Many rural counties have them as well. In fact entire states have rules against fireworks.
Outside of places where wildfires are likely, firework ordinances are often there to prevent the people who are shooting the fireworks from hurting themselves.
>If someone goes to an island in the ocean, why ought we to care what he does there?
In an extreme case lets say a billionaire starts his own island nation, convinces people to move there to work for him, and eventually enslaves his workers and their children. This isn't an unlikely scenario--look at guest workers from SE Asia in the Middle East. What starts off as voluntary can quickly become involuntary.
We have enough powerful people in the world with no checks on their authority. We don't need to create more.
From a more practical concern, what's the upside to existing countries? The new island nation will only admit productive people, and will likely try to ship unproductive people back to their country of origin.

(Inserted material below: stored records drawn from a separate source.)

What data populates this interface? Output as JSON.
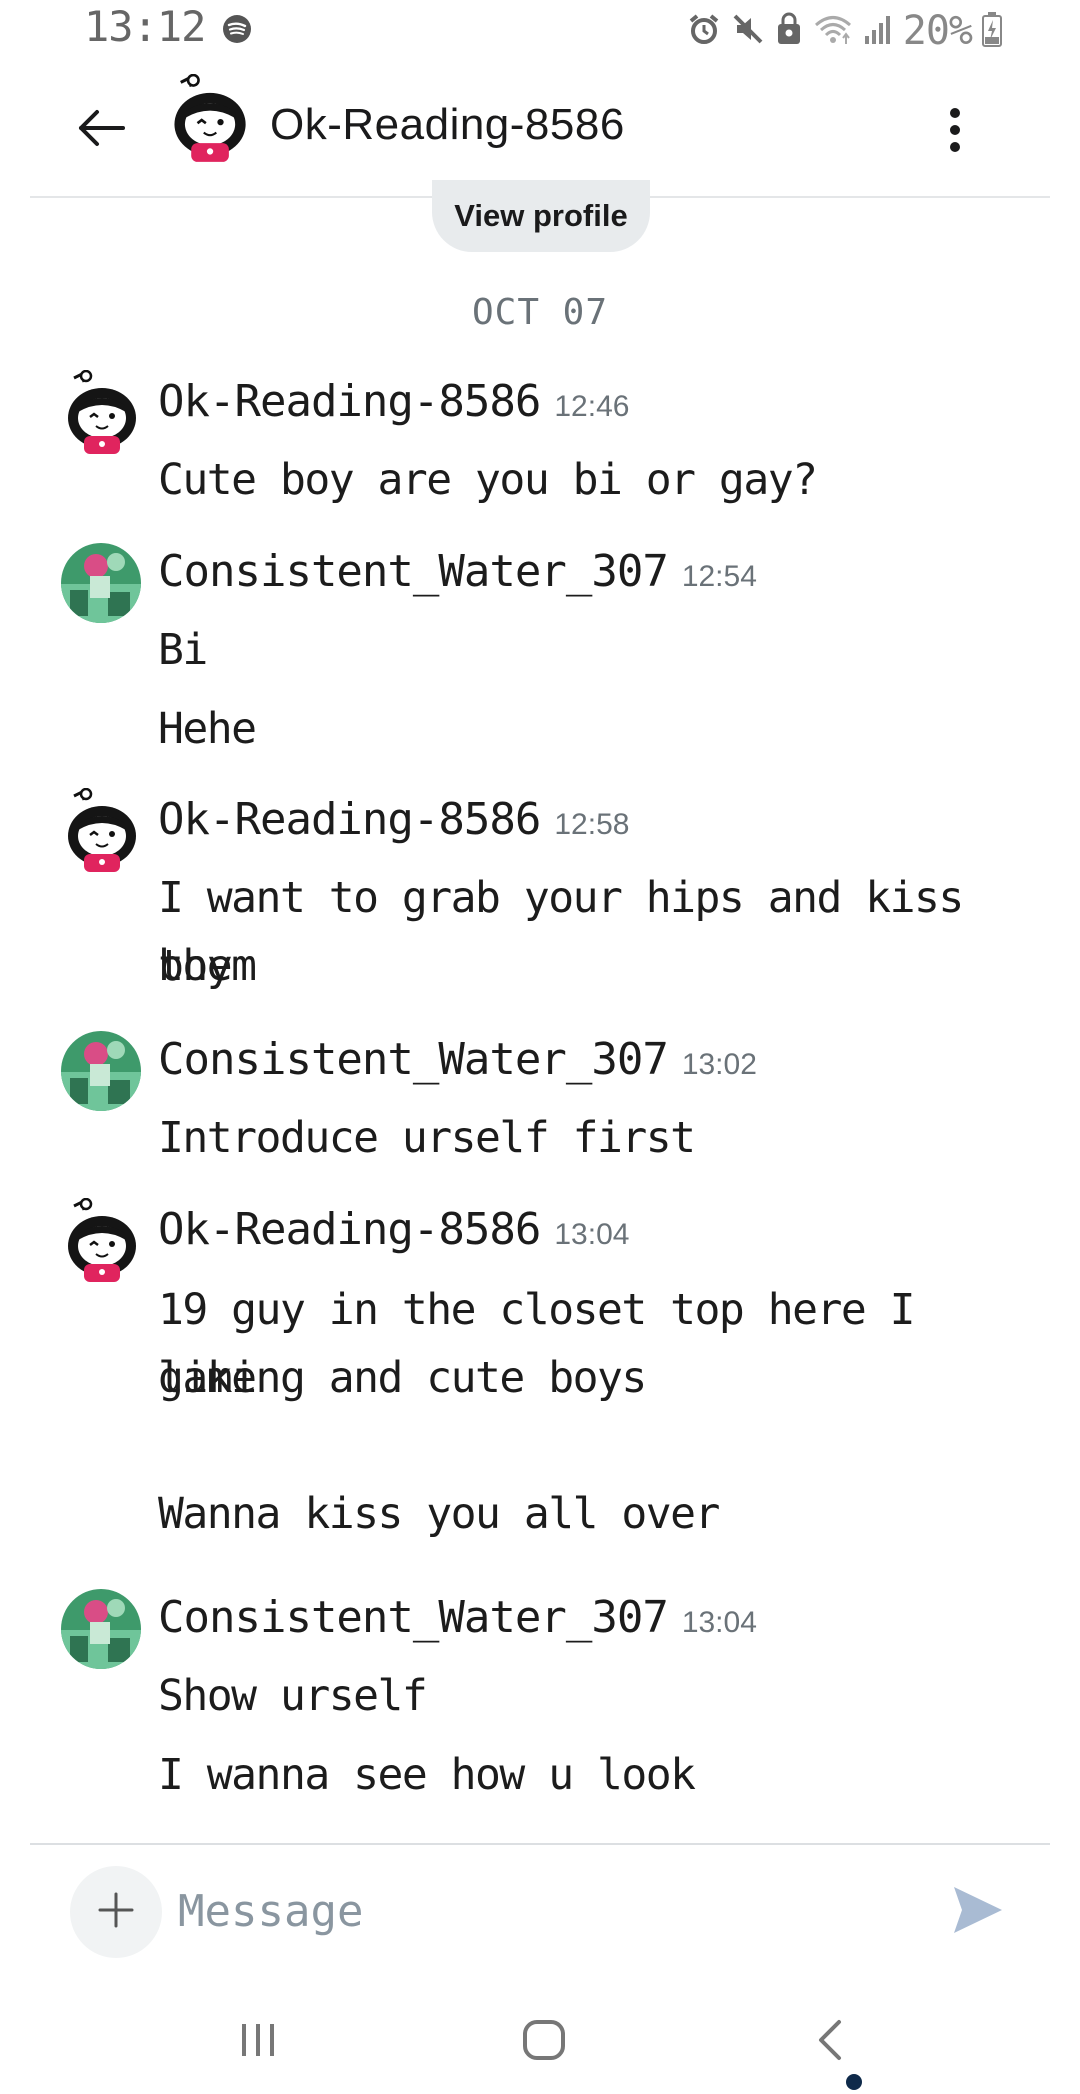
{
  "status_bar": {
    "time": "13:12",
    "battery": "20%",
    "icons": [
      "spotify-icon",
      "alarm-icon",
      "mute-icon",
      "lock-badge-icon",
      "wifi-icon",
      "signal-icon",
      "battery-charging-icon"
    ]
  },
  "header": {
    "title": "Ok-Reading-8586",
    "back_icon": "arrow-left-icon",
    "more_icon": "more-vertical-icon"
  },
  "view_profile_label": "View profile",
  "date_divider": "OCT 07",
  "messages": [
    {
      "author": "Ok-Reading-8586",
      "time": "12:46",
      "avatar": "snoo-girl",
      "lines": [
        "Cute boy are you bi or gay?"
      ]
    },
    {
      "author": "Consistent_Water_307",
      "time": "12:54",
      "avatar": "green-photo",
      "lines": [
        "Bi",
        "Hehe"
      ]
    },
    {
      "author": "Ok-Reading-8586",
      "time": "12:58",
      "avatar": "snoo-girl",
      "lines": [
        "I want to grab your hips and kiss them",
        "boy"
      ]
    },
    {
      "author": "Consistent_Water_307",
      "time": "13:02",
      "avatar": "green-photo",
      "lines": [
        "Introduce urself first"
      ]
    },
    {
      "author": "Ok-Reading-8586",
      "time": "13:04",
      "avatar": "snoo-girl",
      "lines": [
        "19 guy in the closet top here I like",
        "gaming and cute boys",
        "Wanna kiss you all over"
      ]
    },
    {
      "author": "Consistent_Water_307",
      "time": "13:04",
      "avatar": "green-photo",
      "lines": [
        "Show urself",
        "I wanna see how u look"
      ]
    }
  ],
  "composer": {
    "placeholder": "Message",
    "value": "",
    "plus_icon": "plus-icon",
    "send_icon": "send-icon"
  },
  "nav": {
    "recents_icon": "recents-icon",
    "home_icon": "home-icon",
    "back_icon": "nav-back-icon"
  },
  "colors": {
    "accent_send": "#a9bbd3",
    "pill_bg": "#e8ebed",
    "muted_text": "#6a7278",
    "snoo_shirt": "#e0245e",
    "photo_green": "#3e9a6b"
  }
}
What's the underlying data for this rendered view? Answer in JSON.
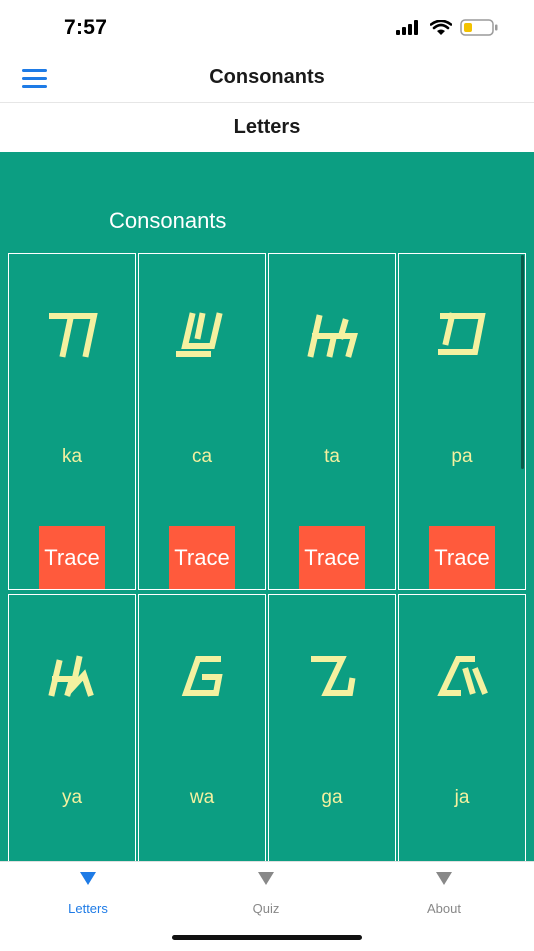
{
  "status_bar": {
    "time": "7:57",
    "icons": [
      "signal-icon",
      "wifi-icon",
      "battery-low-icon"
    ]
  },
  "navbar": {
    "title": "Consonants",
    "menu_icon": "hamburger-menu-icon",
    "accent_color": "#1e7be6"
  },
  "subheader": {
    "title": "Letters"
  },
  "content": {
    "section_title": "Consonants",
    "background_color": "#0c9e82",
    "letters": [
      {
        "glyph_icon": "ka-glyph-icon",
        "romanized": "ka",
        "trace_label": "Trace"
      },
      {
        "glyph_icon": "ca-glyph-icon",
        "romanized": "ca",
        "trace_label": "Trace"
      },
      {
        "glyph_icon": "ta-glyph-icon",
        "romanized": "ta",
        "trace_label": "Trace"
      },
      {
        "glyph_icon": "pa-glyph-icon",
        "romanized": "pa",
        "trace_label": "Trace"
      },
      {
        "glyph_icon": "ya-glyph-icon",
        "romanized": "ya"
      },
      {
        "glyph_icon": "wa-glyph-icon",
        "romanized": "wa"
      },
      {
        "glyph_icon": "ga-glyph-icon",
        "romanized": "ga"
      },
      {
        "glyph_icon": "ja-glyph-icon",
        "romanized": "ja"
      }
    ],
    "glyph_color": "#f4f1a0",
    "trace_color": "#ff5a3c"
  },
  "tab_bar": {
    "tabs": [
      {
        "label": "Letters",
        "icon": "triangle-down-icon",
        "active": true
      },
      {
        "label": "Quiz",
        "icon": "triangle-down-icon",
        "active": false
      },
      {
        "label": "About",
        "icon": "triangle-down-icon",
        "active": false
      }
    ]
  }
}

They want independence from the US, but they won't survive in open waters without the US warships. Otherwise, if this island has any value at all, it'll attract Mexican cartels or Russian mafia or whatever else is floating in the international waters these days.
Aside from taxes, most other laws exist to prevent one harming another. If someone goes to an island in the ocean, why ought we to care what he does there? To put it differently: many cities have regulations against shooting off fireworks due to safety concerns. Few rural counties do, because while people can still harm themselves, there aren't too many others nearby to injure.